This repostiory contains a Shiny app the purpose of which is to generate visualizations for comparing the outputs of multiple scRNA-seq workflows run on a single scRNA-seq sample library. The app has been designed to take as input the outputs from two Snakemake workflows:

  • A workflow that generates scRNA-seq Seurat objects stored in R rds files, including the endpoints of 6 pre-processing tool combinations, and 11 additional rds files for intermediate steps in the workflow tree; this workflow can be found here.
  • A workflow that performs downsampling and reclustering on Seurat objects, compares clustering from the downsampled data to the original full data to quantify cluster stability,and writes tabular data summarizing stability; the workflow can be found here.

NOTE: The first of these workflows generates annotations in the object metadata that are used by this app, so using this app with data generated outside of the above Snakemake workflows will likely require generating those annotations.

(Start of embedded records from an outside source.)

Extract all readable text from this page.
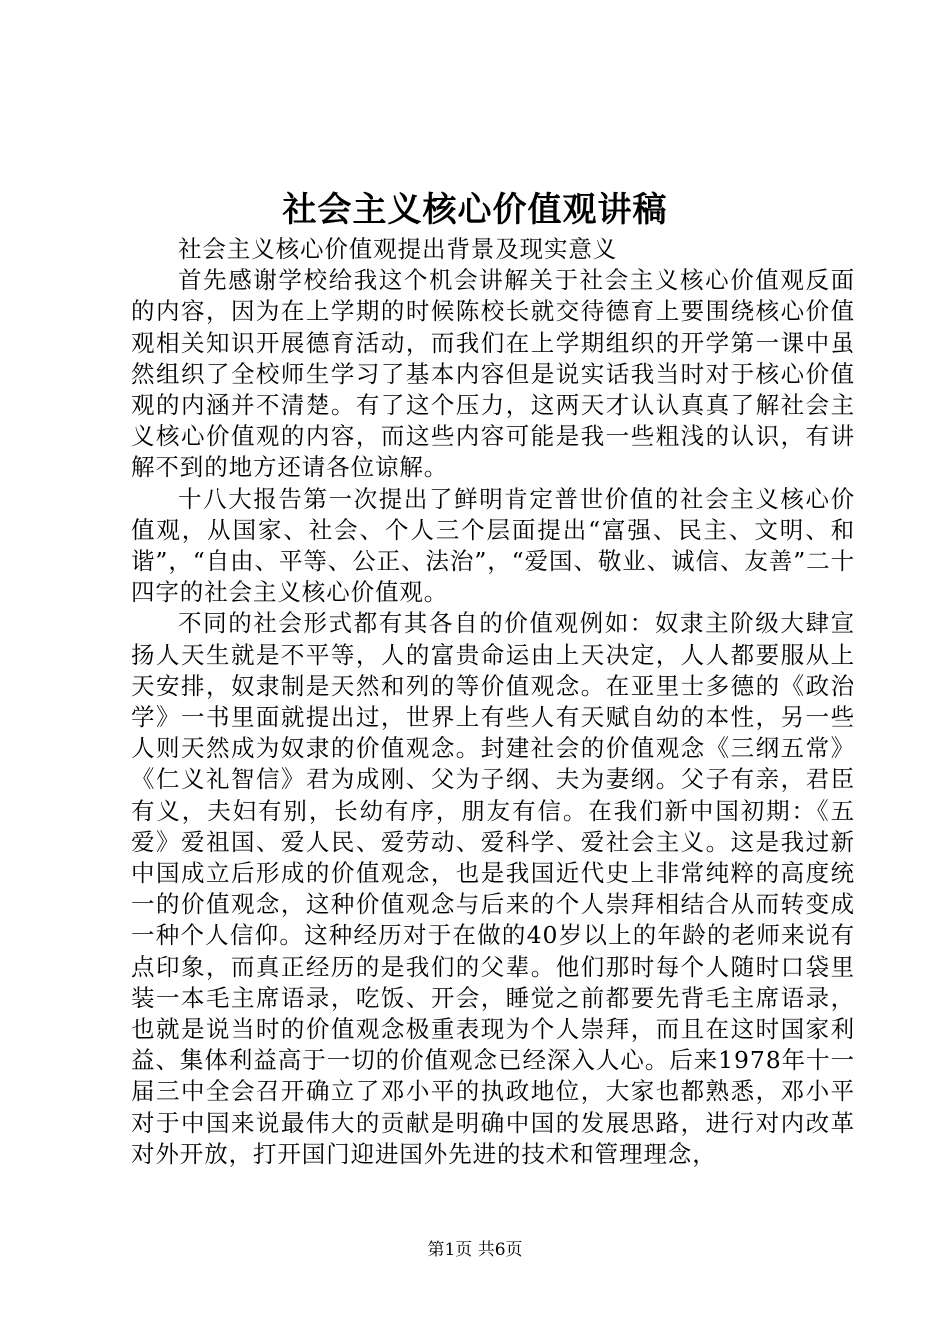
社会主义核心价值观讲稿

社会主义核心价值观提出背景及现实意义

首先感谢学校给我这个机会讲解关于社会主义核心价值观反面的内容，因为在上学期的时候陈校长就交待德育上要围绕核心价值观相关知识开展德育活动，而我们在上学期组织的开学第一课中虽然组织了全校师生学习了基本内容但是说实话我当时对于核心价值观的内涵并不清楚。有了这个压力，这两天才认认真真了解社会主义核心价值观的内容，而这些内容可能是我一些粗浅的认识，有讲解不到的地方还请各位谅解。

十八大报告第一次提出了鲜明肯定普世价值的社会主义核心价值观，从国家、社会、个人三个层面提出“富强、民主、文明、和谐”，“自由、平等、公正、法治”，“爱国、敬业、诚信、友善”二十四字的社会主义核心价值观。

不同的社会形式都有其各自的价值观例如：奴隶主阶级大肆宣扬人天生就是不平等，人的富贵命运由上天决定，人人都要服从上天安排，奴隶制是天然和列的等价值观念。在亚里士多德的《政治学》一书里面就提出过，世界上有些人有天赋自幼的本性，另一些人则天然成为奴隶的价值观念。封建社会的价值观念《三纲五常》《仁义礼智信》君为成刚、父为子纲、夫为妻纲。父子有亲，君臣有义，夫妇有别，长幼有序，朋友有信。在我们新中国初期：《五爱》爱祖国、爱人民、爱劳动、爱科学、爱社会主义。这是我过新中国成立后形成的价值观念，也是我国近代史上非常纯粹的高度统一的价值观念，这种价值观念与后来的个人崇拜相结合从而转变成一种个人信仰。这种经历对于在做的40岁以上的年龄的老师来说有点印象，而真正经历的是我们的父辈。他们那时每个人随时口袋里装一本毛主席语录，吃饭、开会，睡觉之前都要先背毛主席语录，也就是说当时的价值观念极重表现为个人崇拜，而且在这时国家利益、集体利益高于一切的价值观念已经深入人心。后来1978年十一届三中全会召开确立了邓小平的执政地位，大家也都熟悉，邓小平对于中国来说最伟大的贡献是明确中国的发展思路，进行对内改革对外开放，打开国门迎进国外先进的技术和管理理念，

第1页 共6页
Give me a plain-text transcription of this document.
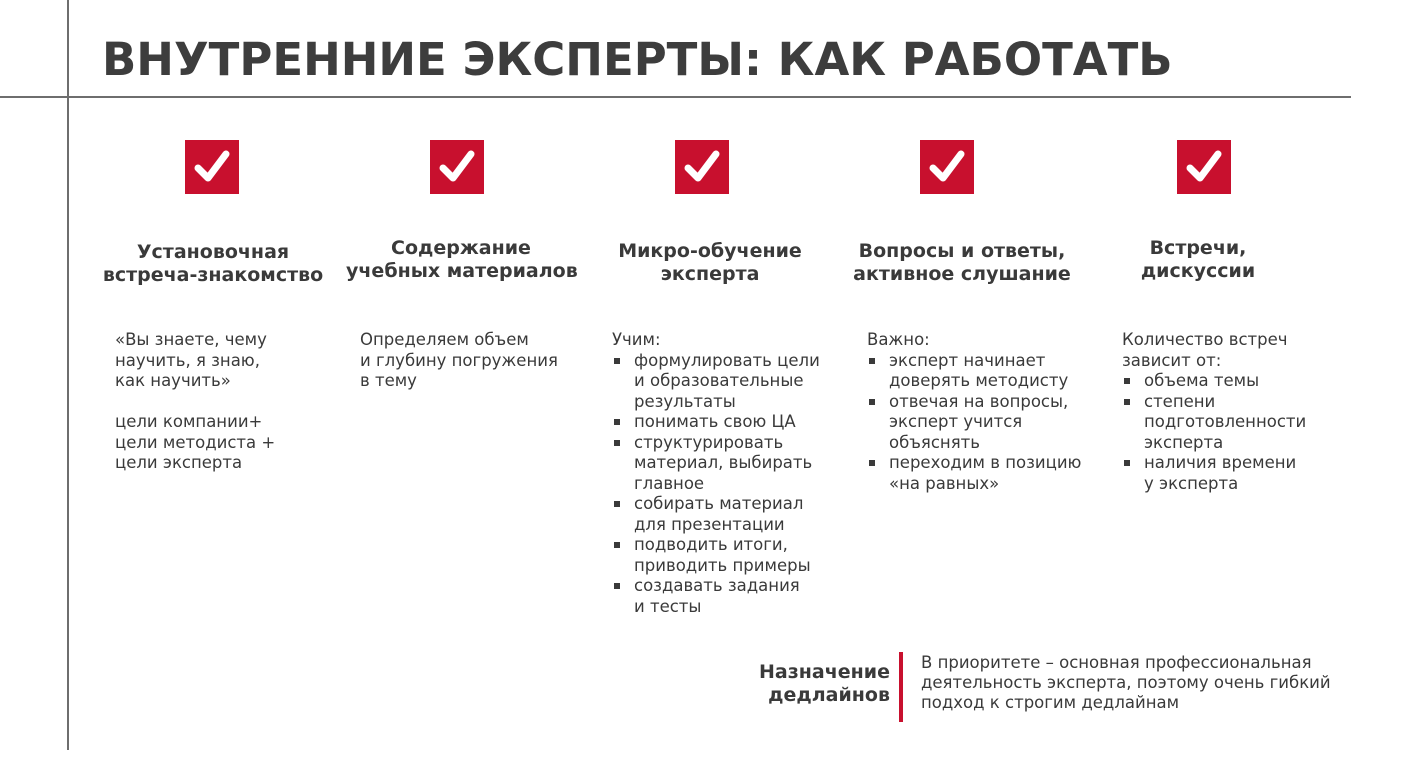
ВНУТРЕННИЕ ЭКСПЕРТЫ: КАК РАБОТАТЬ
Установочная
встреча-знакомство
Содержание
учебных материалов
Микро-обучение
эксперта
Вопросы и ответы,
активное слушание
Встречи,
дискуссии
«Вы знаете, чему
научить, я знаю,
как научить»
цели компании+
цели методиста +
цели эксперта
Определяем объем
и глубину погружения
в тему
Учим:
формулировать цели
и образовательные
результаты
понимать свою ЦА
структурировать
материал, выбирать
главное
собирать материал
для презентации
подводить итоги,
приводить примеры
создавать задания
и тесты
Важно:
эксперт начинает
доверять методисту
отвечая на вопросы,
эксперт учится
объяснять
переходим в позицию
«на равных»
Количество встреч
зависит от:
объема темы
степени
подготовленности
эксперта
наличия времени
у эксперта
Назначение
дедлайнов
В приоритете – основная профессиональная
деятельность эксперта, поэтому очень гибкий
подход к строгим дедлайнам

DO NOT use this app to compare files for two different sequencing libraries as such comparisons are meaningless.

Running the app

For lightweight analyses for a subset of the files produced by, running the app locally on a laptop should work, so long as the number of cells in the Seurat objects are not too large. Attempting to load all 17 Seurat objects produced by the Snakemake workflow requires > 18Gb of memory, i.e. the typical maximum available on a Macbook pro. A more robust solution is to launch the app on an HPC cluster, such as where you ran the Snakemake workflows. This requires having an option for launching Rstudio Server on a remote machine in a way that a browser window will open up the app locally. For users of Harvard's Cannon cluster, the easiest way to do this is to launch the server via Open OnDemand. Once you've launched the OOD job, and open Rstudio, follow the steps below.

R packages

Wherever you run the app, you will need to make sure that the relevant R packages are installed. in the R console, you will need to install them like this:

install.packages(
  c("Seurat", "SeuratObject", "shiny", "tidyverse",
    "ComplexUpset", "ggrepel", "ape", "Matrix"),
  lib = .libPaths()[1],
  repos = "https://cloud.r-project.org"
)

Data files

Put your .rds files and downsampling (.tsv) files output by the Snakemake workflow in the data/ directory. Next,

Launch the app

There are two main ways to launch the app. One can launch it from a terminal window.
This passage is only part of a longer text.